MASTOPLASTICA

MASTOPLASTICA

Difficilmente troveremo una donna che sia pienamente soddisfatta della grandezza e della forma del proprio seno. Ci sono donne che a causa di un seno piccolo soffrono di complessi di inferiorità e d’altra parte donne che a causa di un seno importante sono afflitte da mal di schiena e da altri disagi della vita quotidiana. Con l’intervento chirurgico siamo in grado di aumentare il seno mediante l’inserimento di diversi tipi di protesi mammarie oppure di diminuire e rimodellare la forma del seno.

› MASTOPLASTICA ADDITIVA

L’operazione per aumentare le dimensioni del seno si effettua in anestesia totale. Sotto la ghiandola mammaria, o al di sotto del muscolo grande pettorale (se l’anatomia lo consente) il chirurgo introduce la protesi di forma corrisponde alla forma della mammella. Lungo la riga ascellare si pratica un’incisione di circa 5 cm. La cicatrice che rimane è molto sottile a dopo il trattamento laser diventa praticamente invisibile. Altre vie per introdurre l’impianto nella mammella sono l’areola mammaria o il cavo ascellare. Il chirurgo propone il tipo di procedura in sede di visita prima dell’intervento. Dalle ricerche condotte negli ultimi 20 anni risulta che l’impianto in silicone non genera nessun rischio di cancro al seno.

› MASTOPLASTICA RIDUTTIVA

La riduzione e il rimodellamento del seno sono effettuati in anestesia generale.

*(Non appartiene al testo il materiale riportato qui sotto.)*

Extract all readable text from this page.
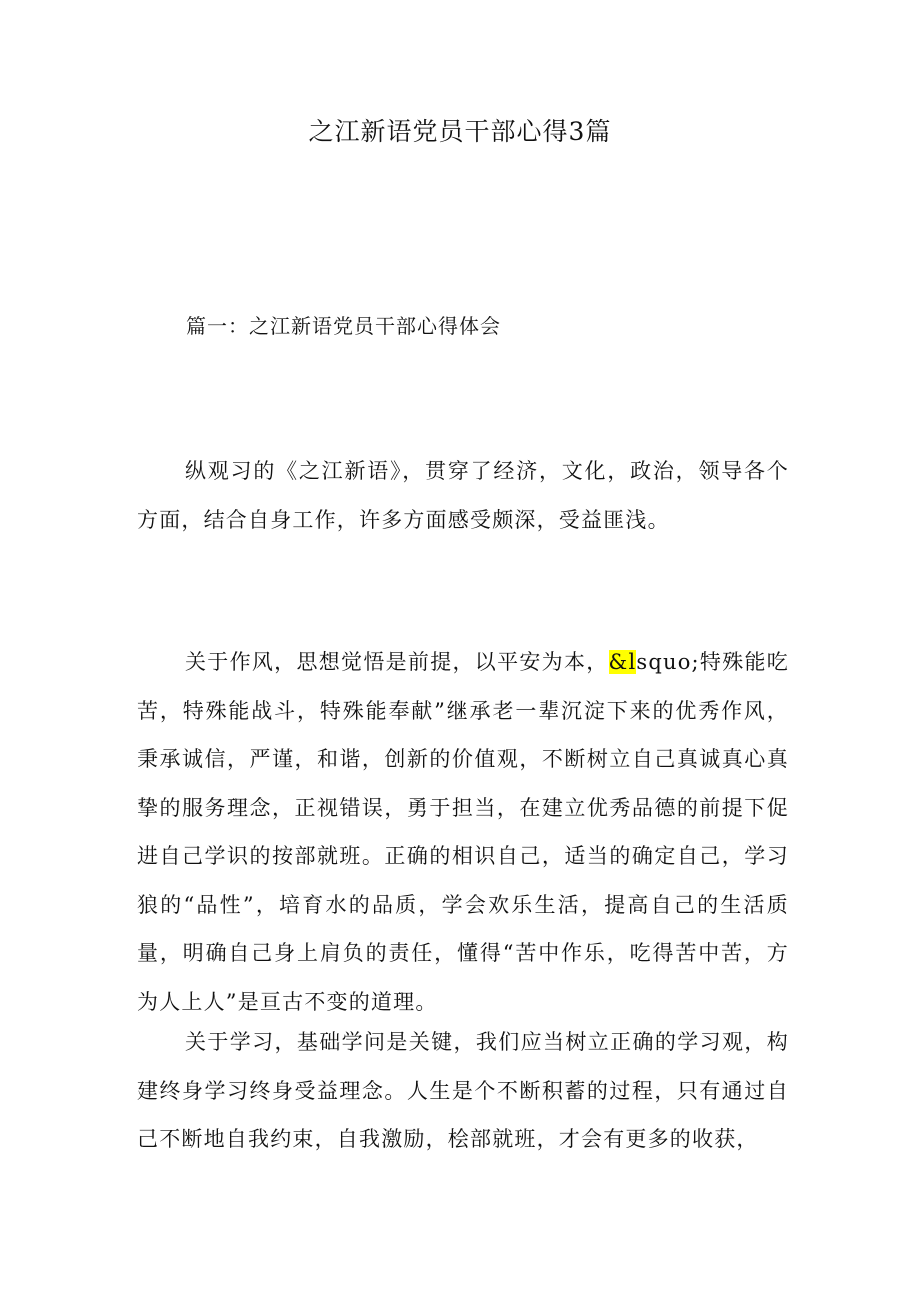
之江新语党员干部心得3篇
篇一：之江新语党员干部心得体会

纵观习的《之江新语》，贯穿了经济，文化，政治，领导各个方面，结合自身工作，许多方面感受颇深，受益匪浅。

关于作风，思想觉悟是前提，以平安为本，&lsquo;特殊能吃苦，特殊能战斗，特殊能奉献”继承老一辈沉淀下来的优秀作风，秉承诚信，严谨，和谐，创新的价值观，不断树立自己真诚真心真挚的服务理念，正视错误，勇于担当，在建立优秀品德的前提下促进自己学识的按部就班。正确的相识自己，适当的确定自己，学习狼的“品性”，培育水的品质，学会欢乐生活，提高自己的生活质量，明确自己身上肩负的责任，懂得“苦中作乐，吃得苦中苦，方为人上人”是亘古不变的道理。

关于学习，基础学问是关键，我们应当树立正确的学习观，构建终身学习终身受益理念。人生是个不断积蓄的过程，只有通过自己不断地自我约束，自我激励，桧部就班，才会有更多的收获，
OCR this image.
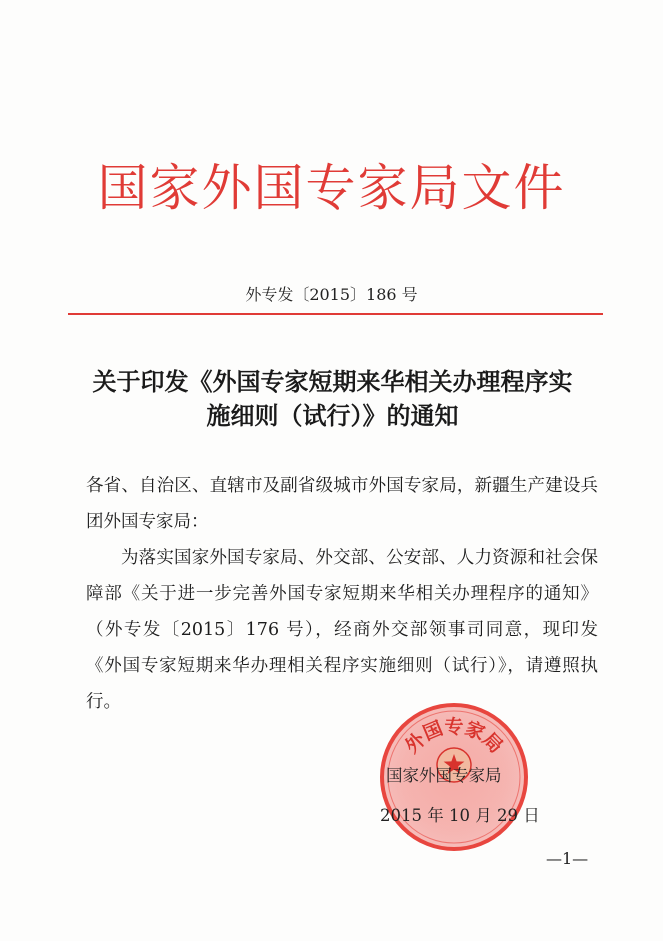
国家外国专家局文件
外专发〔2015〕186 号
关于印发《外国专家短期来华相关办理程序实
施细则（试行）》的通知

各省、自治区、直辖市及副省级城市外国专家局，新疆生产建设兵团外国专家局：

为落实国家外国专家局、外交部、公安部、人力资源和社会保障部《关于进一步完善外国专家短期来华相关办理程序的通知》（外专发〔2015〕176 号），经商外交部领事司同意，现印发《外国专家短期来华办理相关程序实施细则（试行）》，请遵照执行。

外国专家局
国家外国专家局
2015 年 10 月 29 日
—1—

Con incisione nella zona dell’areola mammaria verso il basso si effettua il rimodellamento della struttura e della forma mammaria, compresa l’eventuale rimozione delle parti in eccesso della ghiandola, del tessuto sottocutaneo e della la cute cadente. Le cicatrici post operatorie hanno forma di anello intorno all’areola mammaria e da questa scendono in basso verso il cavo ascellare. I modellamenti più estesi possono lasciare una cicatrice nel cavo ascellare a forma di ancora.


NB: Nella nostra clinica non sono mai stati effettuati aumenti del seno utilizzando protesi dell’azienda Poly Implant Prothese (PIP).